O conhecimento histórico ao longo do tempo se deu por meio da observação dos sinais materiais da vida do homem nas suas atividades em busca da sobrevivência, quer seja o conhecimento do senso comum como também no campo da ciência o distanciamento da cultura popular, ligado a tradição oral e indiciaria, da cultura mais abastadas acontece no momento em que a segunda classe busca diferenciar-se para conseguir privilégios em relação a primeira. A metodologia, baseada na objetividade e neutralidade provinda da verdade que vem dos documentos escritos é o que estabelecerá a diferença.  Assim a historia ao abandonar a busca   do saber  pelos métodos investigativos por meios de vestígios se entrega a cientificidade dos documentos científicos para se igualar as demais ciências naturais se distancia do seu objeto principal: o homem que “ama,sente,deseja,ou seja,vive,para se ocupar do homem  racional, que produz eventos no tempo.”
Para o historiador e a produção histórica, sobre um outro aspecto que não o da historia tradicional,  é necessário ter imaginação para ler os fragmentos deixados pelo homem em “paredes de pedras, em pirâmides,em sítios arqueológicos, nesses locais estão grafados a vida do homem em todos os seus aspectos racional e sentimental ler esses vestígios, que se constituem documentos, é fazer história.

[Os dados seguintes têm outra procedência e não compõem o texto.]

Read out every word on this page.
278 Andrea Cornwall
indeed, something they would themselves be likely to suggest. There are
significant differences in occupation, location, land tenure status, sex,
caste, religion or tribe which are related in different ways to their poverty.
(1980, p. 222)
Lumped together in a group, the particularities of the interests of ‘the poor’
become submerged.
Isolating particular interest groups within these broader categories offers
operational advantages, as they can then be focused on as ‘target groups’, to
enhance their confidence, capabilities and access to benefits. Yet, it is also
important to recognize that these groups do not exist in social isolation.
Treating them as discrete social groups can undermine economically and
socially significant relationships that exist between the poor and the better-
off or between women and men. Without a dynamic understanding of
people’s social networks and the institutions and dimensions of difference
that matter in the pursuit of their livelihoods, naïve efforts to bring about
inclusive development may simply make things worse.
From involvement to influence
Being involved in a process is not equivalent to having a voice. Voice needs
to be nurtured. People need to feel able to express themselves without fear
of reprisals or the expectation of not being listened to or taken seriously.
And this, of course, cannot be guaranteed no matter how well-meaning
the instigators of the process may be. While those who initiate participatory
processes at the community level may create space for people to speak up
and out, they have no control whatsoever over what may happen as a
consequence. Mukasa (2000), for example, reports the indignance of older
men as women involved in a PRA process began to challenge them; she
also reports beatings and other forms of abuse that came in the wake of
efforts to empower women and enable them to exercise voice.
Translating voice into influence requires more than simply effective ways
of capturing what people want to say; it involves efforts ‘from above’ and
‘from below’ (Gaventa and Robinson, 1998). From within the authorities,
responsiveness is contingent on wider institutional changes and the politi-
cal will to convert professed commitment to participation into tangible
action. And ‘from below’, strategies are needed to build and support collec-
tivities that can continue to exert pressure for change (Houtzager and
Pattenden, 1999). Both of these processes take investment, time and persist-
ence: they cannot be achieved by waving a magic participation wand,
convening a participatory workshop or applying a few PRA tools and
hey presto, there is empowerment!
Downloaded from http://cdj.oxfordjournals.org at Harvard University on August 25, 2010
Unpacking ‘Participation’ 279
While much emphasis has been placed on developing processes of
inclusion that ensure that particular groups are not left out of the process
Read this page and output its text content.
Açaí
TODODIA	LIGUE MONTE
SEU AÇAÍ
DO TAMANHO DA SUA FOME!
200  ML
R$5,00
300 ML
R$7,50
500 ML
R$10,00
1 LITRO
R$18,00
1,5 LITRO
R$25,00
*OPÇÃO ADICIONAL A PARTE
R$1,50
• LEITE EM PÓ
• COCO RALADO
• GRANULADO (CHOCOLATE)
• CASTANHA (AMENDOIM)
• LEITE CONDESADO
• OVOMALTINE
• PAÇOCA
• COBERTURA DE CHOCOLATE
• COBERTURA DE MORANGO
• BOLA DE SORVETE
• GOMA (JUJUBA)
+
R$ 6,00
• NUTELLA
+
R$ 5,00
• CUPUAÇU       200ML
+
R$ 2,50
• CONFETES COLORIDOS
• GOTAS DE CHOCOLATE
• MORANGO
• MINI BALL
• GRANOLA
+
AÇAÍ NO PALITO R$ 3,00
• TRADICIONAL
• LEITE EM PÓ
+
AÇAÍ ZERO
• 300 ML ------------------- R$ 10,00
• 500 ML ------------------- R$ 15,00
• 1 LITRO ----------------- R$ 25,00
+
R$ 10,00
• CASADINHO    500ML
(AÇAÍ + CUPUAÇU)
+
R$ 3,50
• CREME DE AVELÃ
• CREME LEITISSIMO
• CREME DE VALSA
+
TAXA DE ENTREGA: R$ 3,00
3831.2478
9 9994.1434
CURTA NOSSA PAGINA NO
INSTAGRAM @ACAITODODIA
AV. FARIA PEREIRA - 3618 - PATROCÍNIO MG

            Dentro desse entendimento, um sitio arqueológico constitui um local repleto de indícios para o fazer historiográfico de acordo com a Nova Historia. O sitio seu bode no litoral piauiense estão expostos  vestígios da vivencia dos primeiros habitantes do litoral piauiense cabe ao historiador observar,analisar e decifrar o emaranhado de fragmentos ali expostos. Pois ali estão os sinais da existência do homem e para a história interessa a vida do homem em qualquer estado de existência.
          De acordo com  a observação de Borges a historia do povoamento da America aparece sempre nos livros didáticos e nas disciplinas das universidades como um apêndice preliminar , sempre fazendo parte de um período chamado de pré-história. Discute-se como o continente foi povoado, como chegou até aqui os primeiros povos etc. no entanto no momento em que entra em cena o colonizador a historia dos americanos  perde seu foco. Os mitos americanos não têm lugar nos livros escolares em seu lugar os mitos europeus ocupam todo o espaço. Mesmo reconhecendo que a colonização prejudicava os povos americanos os livros colocam como um mal necessário.

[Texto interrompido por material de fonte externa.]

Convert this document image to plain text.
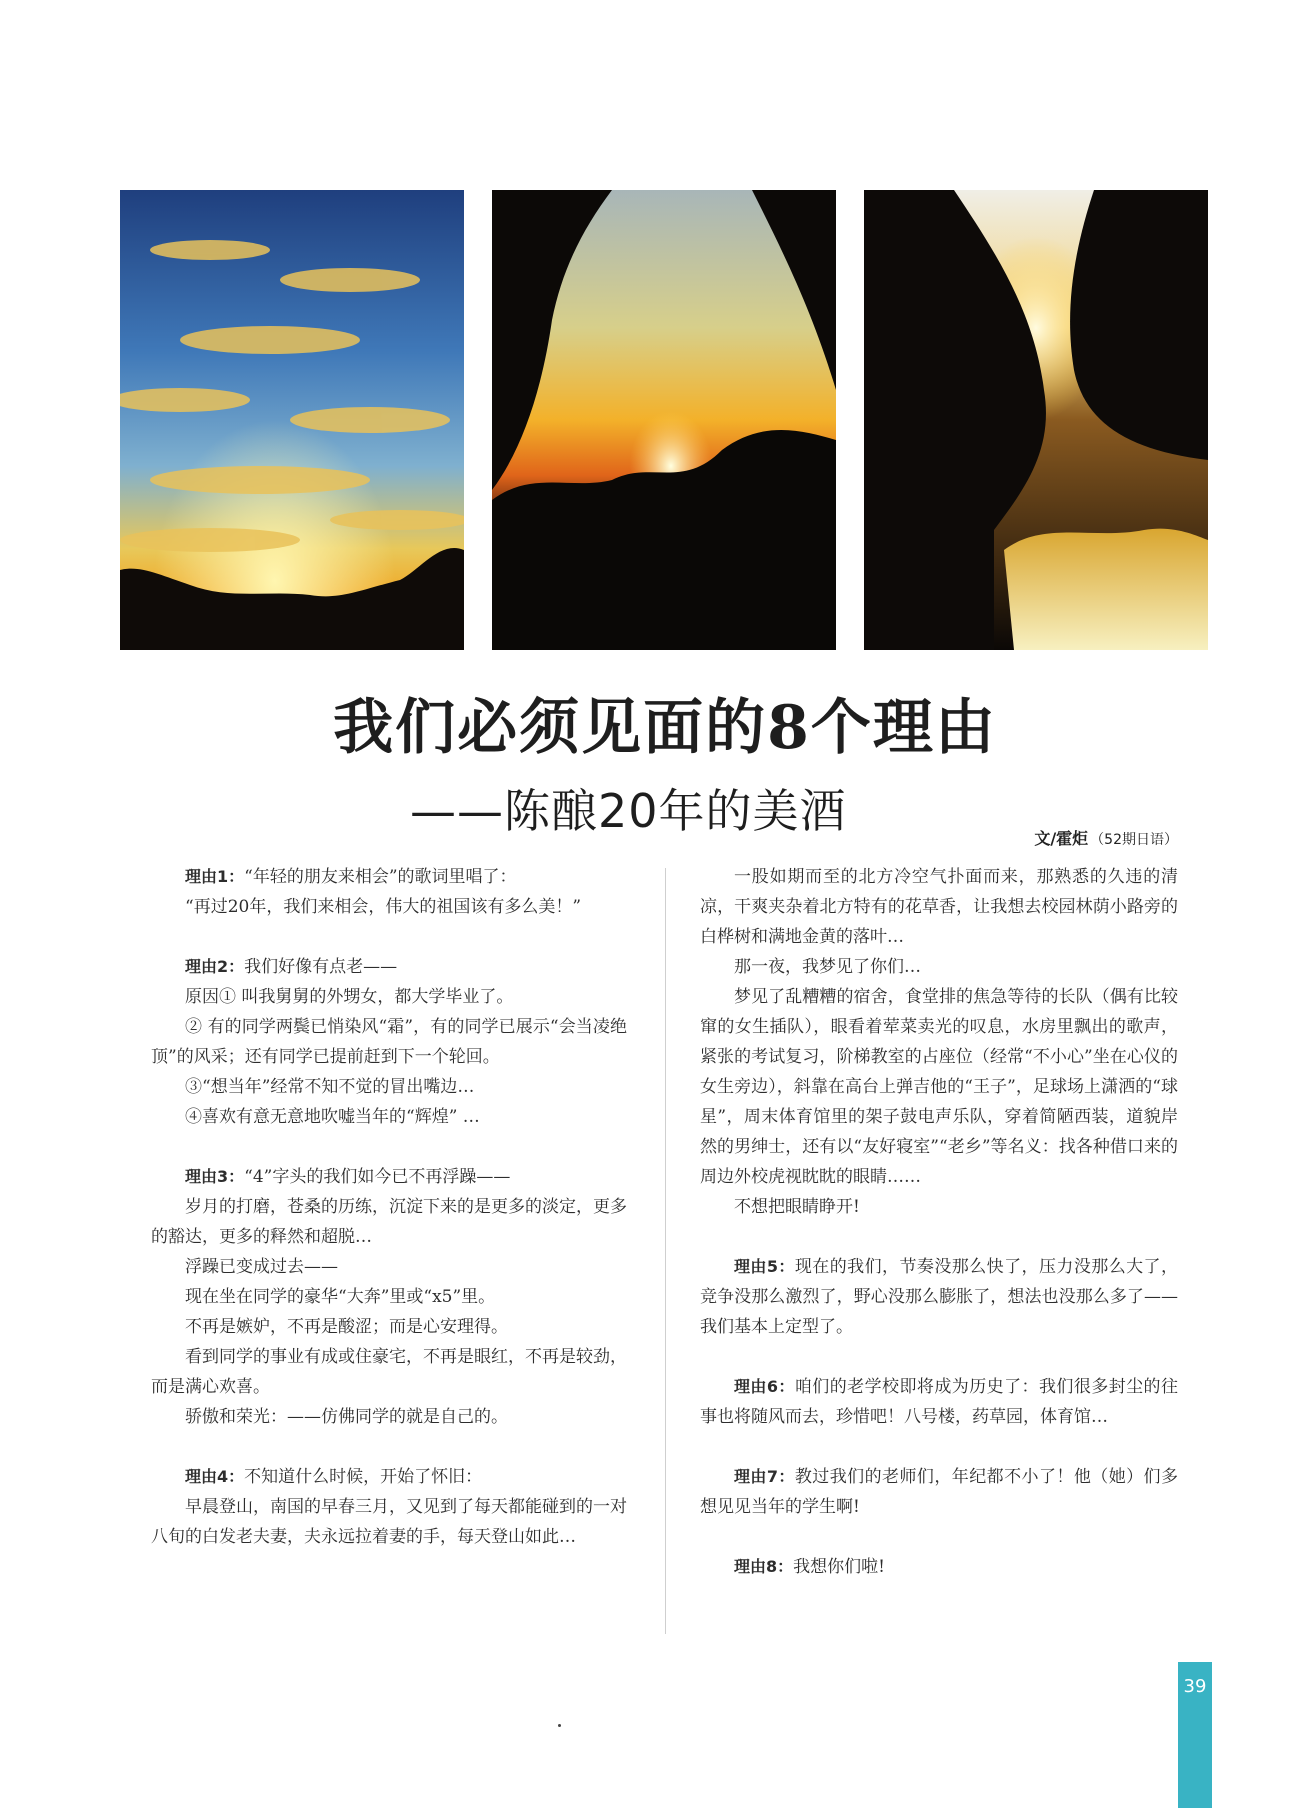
我们必须见面的8个理由
——陈酿20年的美酒
文/霍炬 （52期日语）

理由1：“年轻的朋友来相会”的歌词里唱了：

“再过20年，我们来相会，伟大的祖国该有多么美！”

理由2：我们好像有点老——

原因① 叫我舅舅的外甥女，都大学毕业了。

② 有的同学两鬓已悄染风“霜”，有的同学已展示“会当凌绝顶”的风采；还有同学已提前赶到下一个轮回。

③“想当年”经常不知不觉的冒出嘴边…

④喜欢有意无意地吹嘘当年的“辉煌” …

理由3：“4”字头的我们如今已不再浮躁——

岁月的打磨，苍桑的历练，沉淀下来的是更多的淡定，更多的豁达，更多的释然和超脱…

浮躁已变成过去——

现在坐在同学的豪华“大奔”里或“x5”里。

不再是嫉妒，不再是酸涩；而是心安理得。

看到同学的事业有成或住豪宅，不再是眼红，不再是较劲，而是满心欢喜。

骄傲和荣光：——仿佛同学的就是自己的。

理由4：不知道什么时候，开始了怀旧：

早晨登山，南国的早春三月，又见到了每天都能碰到的一对八旬的白发老夫妻，夫永远拉着妻的手，每天登山如此…

一股如期而至的北方冷空气扑面而来，那熟悉的久违的清凉，干爽夹杂着北方特有的花草香，让我想去校园林荫小路旁的白桦树和满地金黄的落叶…

那一夜，我梦见了你们…

梦见了乱糟糟的宿舍，食堂排的焦急等待的长队（偶有比较窜的女生插队），眼看着荤菜卖光的叹息，水房里飘出的歌声，紧张的考试复习，阶梯教室的占座位（经常“不小心”坐在心仪的女生旁边），斜靠在高台上弹吉他的“王子”，足球场上潇洒的“球星”，周末体育馆里的架子鼓电声乐队，穿着简陋西装，道貌岸然的男绅士，还有以“友好寝室”“老乡”等名义：找各种借口来的周边外校虎视眈眈的眼睛……

不想把眼睛睁开!

理由5：现在的我们，节奏没那么快了，压力没那么大了，竞争没那么激烈了，野心没那么膨胀了，想法也没那么多了——我们基本上定型了。

理由6：咱们的老学校即将成为历史了：我们很多封尘的往事也将随风而去，珍惜吧！八号楼，药草园，体育馆…

理由7：教过我们的老师们，年纪都不小了！他（她）们多想见见当年的学生啊!

理由8：我想你们啦!

39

            Quando e por onde chegaram os povoadores da América é ainda incerto, apesar de várias teorias discutirem o assunto. Sabe-se que o homo sapiens saiu de seu berço na áfrica para povoar o mundo. Esses povos viviam  da caça, coleta de vegetais e pesca o que lhes permitiam sobreviver em meios hostis e possibilitava a aventura do deslocamento sem a preocupação da alimentação, dessa maneira foram se movimentando em direção ao sul provavelmente fugindo do frio durante a era glacial em busca de ambientes mais quentes. Talvez se os mitos dos povos americanos não tivessem sidos silenciados em detrimento dos mitos europeus fosse mais fácil a compreensão da diáspora do homo sapiens.
            As várias teorias sobre a penetração do homem no continente americano não dão conta de explicar com precisão quando nem como se deu essa penetração. Algumas falam que se deu pelo mar enquanto outros que se deu por terra. Para Niède Guidon esse processo se deu de forma lenta e gradual  por diversas vias, contradizendo a teoria que aponta o estreito de Bering como local de penetração do homem no continente americano. O indicio da teoria de Guidon são os vestígios encontrados na Serra da Capivara em São Raimundo Nonato: fragmentos de uma fogueira datada de mais de 50 mil anos e os parasitos intestinais encontrados em fezes humanas fossilizadas datada de 7 mil anos de idade o que torna a exclusividade da via de Bering impossível já que os parasitos não suportariam as temperaturas geladas da Sibéria e do Alasca.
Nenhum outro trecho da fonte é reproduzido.